Enti locali

Sistemi di affidamento degli incarichi legali: tema di grande attualità e rilevanza pratica, reso tale dal diffuso orientamento degli enti locali di procedere all’affidamento di un incarico legale dopo aver esperito una procedura comparativa tra alcuni professionisti (di solito in numero di tre) iscritti nell’apposito albo comunale, ai quali viene inoltrato l’invito a presentare – entro un breve tassativo termine – una proposta di preventivo di parcella, all’esito della quale si procede all’affidamento dell’incarico al professionista che avrà formulato un’offerta con il prezzo più basso.

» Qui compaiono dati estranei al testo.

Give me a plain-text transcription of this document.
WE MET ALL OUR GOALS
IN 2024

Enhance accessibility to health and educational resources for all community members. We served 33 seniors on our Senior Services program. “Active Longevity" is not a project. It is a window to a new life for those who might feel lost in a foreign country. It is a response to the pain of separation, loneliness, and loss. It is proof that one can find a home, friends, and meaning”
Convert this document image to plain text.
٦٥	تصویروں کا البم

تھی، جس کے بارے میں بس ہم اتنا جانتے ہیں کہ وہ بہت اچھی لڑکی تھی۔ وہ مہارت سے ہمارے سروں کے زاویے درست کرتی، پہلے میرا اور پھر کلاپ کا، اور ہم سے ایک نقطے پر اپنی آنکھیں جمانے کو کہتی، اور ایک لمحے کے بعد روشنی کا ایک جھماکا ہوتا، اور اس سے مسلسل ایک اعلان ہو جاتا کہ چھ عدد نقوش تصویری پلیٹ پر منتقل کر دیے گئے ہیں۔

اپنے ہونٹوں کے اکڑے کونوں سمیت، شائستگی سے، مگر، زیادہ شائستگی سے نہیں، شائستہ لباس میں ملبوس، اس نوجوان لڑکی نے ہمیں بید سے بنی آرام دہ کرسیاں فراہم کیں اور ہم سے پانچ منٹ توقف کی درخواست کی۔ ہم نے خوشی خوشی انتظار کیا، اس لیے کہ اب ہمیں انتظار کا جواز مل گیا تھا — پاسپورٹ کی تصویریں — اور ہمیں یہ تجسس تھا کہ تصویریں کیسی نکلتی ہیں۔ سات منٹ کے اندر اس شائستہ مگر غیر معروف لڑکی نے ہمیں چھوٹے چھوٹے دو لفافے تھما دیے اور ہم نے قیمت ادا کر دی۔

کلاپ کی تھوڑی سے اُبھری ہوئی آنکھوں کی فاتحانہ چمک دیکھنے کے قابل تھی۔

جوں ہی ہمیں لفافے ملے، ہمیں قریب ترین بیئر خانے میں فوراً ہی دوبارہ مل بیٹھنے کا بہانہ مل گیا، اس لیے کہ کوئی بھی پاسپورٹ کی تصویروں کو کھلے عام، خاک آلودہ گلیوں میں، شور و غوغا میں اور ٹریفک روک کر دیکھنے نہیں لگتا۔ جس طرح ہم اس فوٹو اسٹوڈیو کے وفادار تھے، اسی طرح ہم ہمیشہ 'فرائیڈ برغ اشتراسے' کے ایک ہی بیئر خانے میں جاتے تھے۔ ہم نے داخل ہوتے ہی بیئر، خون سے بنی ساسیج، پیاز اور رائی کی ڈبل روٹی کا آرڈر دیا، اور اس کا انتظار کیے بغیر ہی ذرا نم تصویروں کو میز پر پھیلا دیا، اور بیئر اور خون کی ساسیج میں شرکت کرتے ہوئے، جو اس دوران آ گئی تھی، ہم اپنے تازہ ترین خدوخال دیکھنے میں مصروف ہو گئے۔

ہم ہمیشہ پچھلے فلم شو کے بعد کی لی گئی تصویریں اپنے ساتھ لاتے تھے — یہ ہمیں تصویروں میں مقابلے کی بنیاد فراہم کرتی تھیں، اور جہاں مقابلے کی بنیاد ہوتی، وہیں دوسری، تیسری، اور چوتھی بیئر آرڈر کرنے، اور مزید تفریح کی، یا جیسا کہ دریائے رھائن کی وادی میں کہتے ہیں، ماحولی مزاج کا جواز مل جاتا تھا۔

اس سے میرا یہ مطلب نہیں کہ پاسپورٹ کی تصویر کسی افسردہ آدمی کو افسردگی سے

Un tale modo di procedere viene giustificato con il richiamo al combinato disposto dell’art. 17 del D.Lgs. n. 50/2016, per il quale le disposizioni del codice dei contratti pubblici non si applicano agli appalti dei principali servizi legali (rappresentanza in giudizio o in arbitrato, consulenza), con il precedente art. 4, secondo cui l’affidamento dei contratti pubblici aventi ad oggetto lavori, servizi e forniture esclusi dall'ambito di applicazione del codice avviene nel rispetto dei principi di economicità, efficacia, imparzialità, parità di trattamento, trasparenza, proporzionalità, pubblicità, tutela dell'ambiente ed efficienza energetica.
Da qui l’obbligo di procedere attraverso una procedura comparativa.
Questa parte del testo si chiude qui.